The art’s at least great. Sure, it’s a bulkier, grittier looking Dick Grayson, but I don’t think I’ve ever seen Barrows draw an ugly or confusing panel. I especially dug how he drew Nightwing boarding the train with his motorcycle. That moment was more thrilling to me than the demon fight, but that doesn’t mean that the demon fight wasn’t well drawn. It is what it is. What I missed most was the scenery, though, but that wasn’t Barrows’ fault. He delivers backgrounds that fit what the story provided him. But the fun part about making Dick the head of a circus isn’t only that he gets a whole cast of potentially unique and interesting supporting characters (not been utilized, either) like Jimmy, but that we get to tour different locales. Last issue made it clear that they were in Miami and it felt fresh and new. This issue only puts our characters in front of a forest or a cemetery when Louisiana could have offered us so much more! Why even do the cliché voodoo stuff, anyway? That’s the only thing that said “New Orleans” about the whole story. It could have just as well taken place outside of Gotham. Louisiana has always had a lot of character and in the past decade it’s been hit with more tragedy than any other state and that’s only strengthened its character—do we really need to go the voodoo route?

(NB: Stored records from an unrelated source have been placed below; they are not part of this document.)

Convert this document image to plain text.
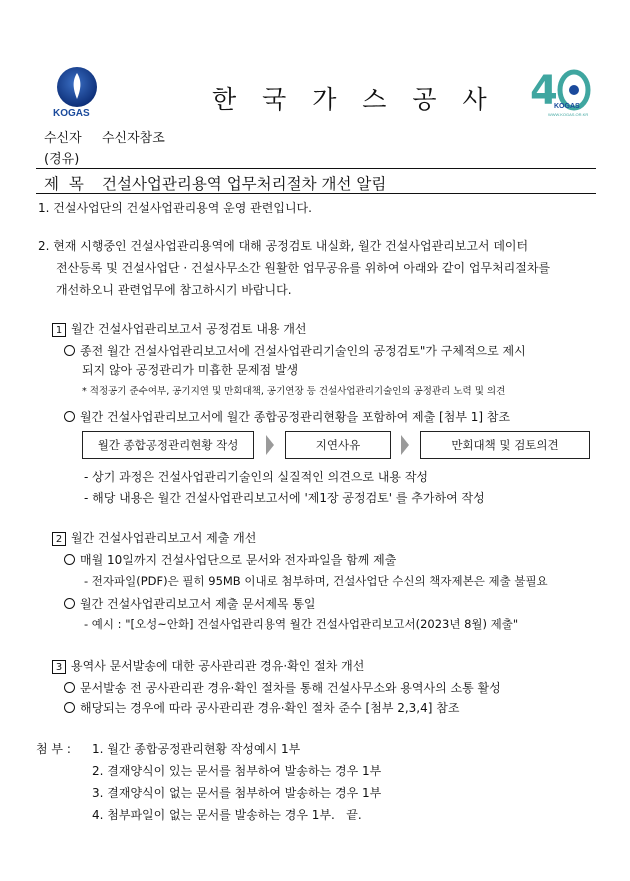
KOGAS	한 국 가 스 공 사 4
KOGAS
WWW.KOGAS.OR.KR
수신자 수신자참조
(경유)
제  목 건설사업관리용역 업무처리절차 개선 알림
1. 건설사업단의 건설사업관리용역 운영 관련입니다.
2. 현재 시행중인 건설사업관리용역에 대해 공정검토 내실화, 월간 건설사업관리보고서 데이터
전산등록 및 건설사업단 · 건설사무소간 원활한 업무공유를 위하여 아래와 같이 업무처리절차를
개선하오니 관련업무에 참고하시기 바랍니다.
1 월간 건설사업관리보고서 공정검토 내용 개선
종전 월간 건설사업관리보고서에 건설사업관리기술인의 공정검토"가 구체적으로 제시
되지 않아 공정관리가 미흡한 문제점 발생
* 적정공기 준수여부, 공기지연 및 만회대책, 공기연장 등 건설사업관리기술인의 공정관리 노력 및 의견
월간 건설사업관리보고서에 월간 종합공정관리현황을 포함하여 제출 [첨부 1] 참조
월간 종합공정관리현황 작성	지연사유	만회대책 및 검토의견
- 상기 과정은 건설사업관리기술인의 실질적인 의견으로 내용 작성
- 해당 내용은 월간 건설사업관리보고서에 '제1장 공정검토' 를 추가하여 작성
2 월간 건설사업관리보고서 제출 개선
매월 10일까지 건설사업단으로 문서와 전자파일을 함께 제출
- 전자파일(PDF)은 필히 95MB 이내로 첨부하며, 건설사업단 수신의 책자제본은 제출 불필요
월간 건설사업관리보고서 제출 문서제목 통일
- 예시 : "[오성~안화] 건설사업관리용역 월간 건설사업관리보고서(2023년 8월) 제출"
3 용역사 문서발송에 대한 공사관리관 경유·확인 절차 개선
문서발송 전 공사관리관 경유·확인 절차를 통해 건설사무소와 용역사의 소통 활성
해당되는 경우에 따라 공사관리관 경유·확인 절차 준수 [첨부 2,3,4] 참조
첨 부 : 1. 월간 종합공정관리현황 작성예시 1부
2. 결재양식이 있는 문서를 첨부하여 발송하는 경우 1부
3. 결재양식이 없는 문서를 첨부하여 발송하는 경우 1부
4. 첨부파일이 없는 문서를 발송하는 경우 1부.   끝.
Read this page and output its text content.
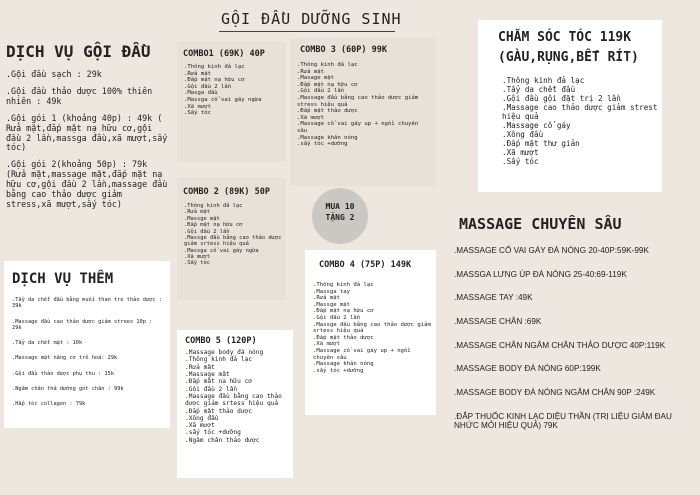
GỘI ĐẦU DƯỠNG SINH
DỊCH VỤ GỘI ĐẦU
.Gội đầu sạch : 29k
.Gội đầu thảo dược 100% thiên nhiên : 49k
.Gội gói 1 (khoảng 40p) : 49k ( Rửa mặt,đắp mặt nạ hữu cơ,gội đầu 2 lần,massga đầu,xã mượt,sấy tóc)
.Gội gói 2(khoảng 50p) : 79k (Rửa mặt,massage mặt,đắp mặt nạ hữu cơ,gội đầu 2 lần,massage đầu bằng cao thảo dược giảm stress,xã mượt,sấy tóc)
DỊCH VỤ THÊM
.Tẩy da chết đầu bằng muối than tre thảo dược : 39k
.Massage đầu cao thảo dược giảm strees 10p : 29k
.Tẩy da chết mặt : 10k
.Massage mặt nâng cơ trẻ hoá: 29k
.Gội đầu thảo dược phụ thu : 15k
.Ngâm chân thả dưỡng gót chân : 99k
.Hấp tóc collagen : 79k
COMBO1 (69K) 40P
.Thông kinh đả lạc
.Rửa mặt
.Đắp mặt nạ hữu cơ
.Gội đầu 2 lần
.Masga đầu
.Massga cổ vai gáy ngừa
.Xã mượt
.Sấy tóc
COMBO 2 (89K) 50P
.Thông kinh đả lạc
.Rửa mặt
.Massge mặt
.Đắp mặt nạ hữu cơ
.Gội đầu 2 lần
.Massge đầu bằng cao thảo dược giảm srtess hiệu quả
.Massga cổ vai gáy ngừa
.Xã mượt
.Sấy tóc
COMBO 5 (120P)
.Massage body đá nóng
.Thông kinh đả lạc
.Rửa mặt
.Massage mặt
.Đắp mặt nạ hữu cơ
.Gội đầu 2 lần
.Massage đầu bằng cao thảo dược giảm srtess hiệu quả
.Đắp mặt thảo dược
.Xông đầu
.Xã mượt
.sấy tóc +dưỡng
.Ngâm chân thảo dược
COMBO 3 (60P) 99K
.Thông kinh đả lạc
.Rửa mặt
.Masage mặt
.Đắp mặt nạ hữu cơ
.Gội đầu 2 lần
.Massage đầu bằng cao thảo dược giảm stress hiệu quả
.Đắp mặt thảo dược
.Xã mượt
.Massage cổ vai gáy up + ngồi chuyên sâu
.Massage khăn nóng
.sấy tóc +dưỡng
MUA 10
TẶNG 2
COMBO 4 (75P) 149K
.Thông kinh đả lạc
.Massga tay
.Rửa mặt
.Massge mặt
.Đắp mặt nạ hữu cơ
.Gội đầu 2 lần
.Massge đầu bằng cao thảo dược giảm srtess hiệu quả
.Đắp mặt thảo dược
.Xã mượt
.Massage cổ vai gáy up + ngồi chuyên sâu
.Massage khăn nóng
.sấy tóc +dưỡng
CHĂM SÓC TÓC 119K
(GÀU,RỤNG,BẾT RÍT)
.Thông kinh đả lạc
.Tẩy da chết đầu
.Gội đầu gội đặt trị 2 lần
.Massage cao thảo dược giảm strest hiệu quả
.Massage cổ gáy
.Xông đầu
.Đắp mặt thư giản
.Xã mượt
.Sấy tóc
MASSAGE CHUYÊN SÂU
.MASSAGE CỔ VAI GÁY ĐÁ NÓNG 20-40P:59K-99K
.MASSGA LƯNG ÚP ĐÁ NÓNG 25-40:69-119K
.MASSAGE TAY :49K
.MASSAGE CHÂN :69K
.MASSAGE CHÂN NGÂM CHÂN THẢO DƯỢC 40P:119K
.MASSAGE BODY ĐÁ NÓNG 60P:199K
.MASSAGE BODY ĐÁ NÓNG NGÂM CHÂN 90P :249K
.ĐẮP THUỐC KINH LẠC DIỆU THẦN (TRỊ LIỆU GIẢM ĐAU NHỨC MỎI HIỆU QUẢ) 79K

And the demon fight is a throwaway. You never feel that there’s any real danger. There’s a big glowing spot in the cemetery and the demon punches things hard so by some weird video game logic Dick tricks the demon into punching the glowing spot and BOOM he’s defeated…although if it was a video game he would’ve had to do that 2 more times, amiright? And after he beats the demon he just ties up the voodoo priestess and leaves her WITH JIMMY. She’s a voodoo priestess, Nightwing. I saw the start of the book. She said an incantation and it brought a demon into the world—cover her mouth. You don’t leave a scorned voodoo woman in a cemetery with her ex boyfriend, I don’t care if her hands AND her feet are tied. And what’s Jimmy supposed to do now? Walk into town, get a phone, call the cops, tell them the voodoo priestess is in the cemetery and hope they take him seriously? Anyway, I’m over analyzing. It’s a ridiculous episode meant to be a breather between chapters of the main arc and provide a bit of nonsensical fun. One of the things I did like about the book was that while Nightwing was fighting the demon he said what everyone was thinking and rambled on and on about how this is out of his wheelhouse.

But at the very least this could have been a means to enhance Jimmy’s character. His relationship with “Zohna” is never explained. We learn nothing about his character at all except that he dipped in some crazy at one point in his life. Even at the end when Jimmy has a chance to explain he simply says that “it’s best to keep what’s behind you behind you.” which I suppose could have been a thematic choice for the issue what with Dick stirring up the past and conjuring up a few demons of his own in the main mystery plotline… But I think that’s reading too much into it and giving the book too much credit.

And speaking of over analysis: how does Jimmy not recognize Dick is Nightwing? They were up close, had a conversation, Dick doesn’t change his voice, his mask—it’s a domino mask! He’s your boss, you’ve known him your whole life, Jimmy! Dick’s alter ego doesn’t even part his hair differently for *%#@s sake. *sigh*

Nightwing #5 is filler. Fun for those who like to see their hero fighting monsters, but filler none the less. The only important development occurs on the final page and the rest just isn’t worth $2.99. Is it a wonderfully drawn and colored self-contained adventure? Yes. Is it a good story? Far from it. Instead, I recommend you flip to the end, take in the unsurprising twist, put it back on the shelf, and buy this week’s Lord of the Jungle #1 instead. It’s Tarzan, which might make you groan or laugh at the mere suggestion, but it’s well written, the cover was done by THE Alex Ross, and it’s only ONE DOLLAR.